The Mudcat Café TM
Thread #140587   Message #3232076
Posted By: GUEST,Jon Dudley
01-Oct-11 - 03:21 AM
Thread Name: The recordings of Henry Burstow
Subject: RE: The recordings of Henry Burstow
For several years and up until the time of his death, Gordon Hall was researching the Burstow repertoire. Tantalisingly it is at the end of his book 'Reminiscences of Horsham that Henry talks of songs and singing...the songs he knew are listed...some 420! No words, no music, just song titles and sometimes the title is what might be the first line. It was from this list that Gordon had the Herculean task of teasing out the words and music. It was a challenge for which he was well well equipped - a man of remarkable intellect and an auto-didact he attacked the project with all the vigour of a phd researcher. His work led him to The National Maritime Museum, The Bodleian Library, the VWML and all stations in between. The manuscript I believe now sits with a nephew who recognises its value as a piece of genuine research and I hope will ultimately be shared with enthusiasts. Interestingly, fate decreed that as a young man, Gordon lived in Henry Burstow's old house in Horsham.

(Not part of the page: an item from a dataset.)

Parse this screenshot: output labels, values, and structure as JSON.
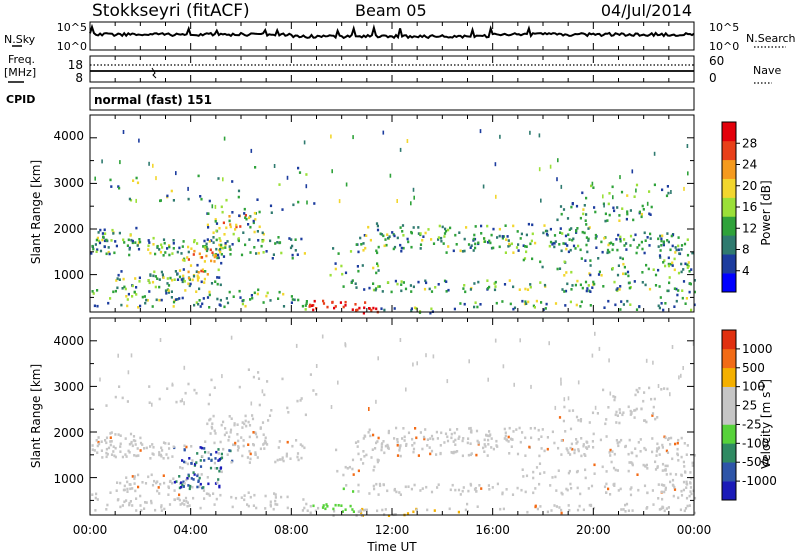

These two men must have been similarly intellectually endowed and blessed with enquiring intelligent minds. Gordon relished the joy of singing just as described by Burstow all those tears before, who said -
"I do not know whether bell ringing or song-singing has yielded me the greater pleasure through life. Whilst the former has been my sole physical exercise, except the compulsory ones of walking and stitching (he was a cobbler), the latter has been my companion day after day in my journey from infancy through every stage of life to my now extreme old age"

Burstow's father was a singer too with over 200 songs to his name. Henry describes himself the ease with which he could acquire a new song -
"In learning and retaining all my songs my memory has seemed to work quite spontaneously, in much the same way as the faculties of seeing and hearing: many of the songs I learnt at the first time of hearing: others, longer ones, I have learnt upon hearing them twice through: none, not even 'Tom Cladpole's trip to London', nor 'Jan Cladpole's trip to 'Merricur' each of which has 155 verses, has ever given me any trouble to acquire'.

The frontispiece to Henry Burstow's 1911 book carries a photograph of the man - white haired and bearded wearing a frock coat and bold watch chain he looks benign and intelligent - he and Gordon Hall would have got along splendidly.

Now that Gordon's the gone, Jim Ward of Crawley is as fine a repository of Burstow and Hall law as I've found.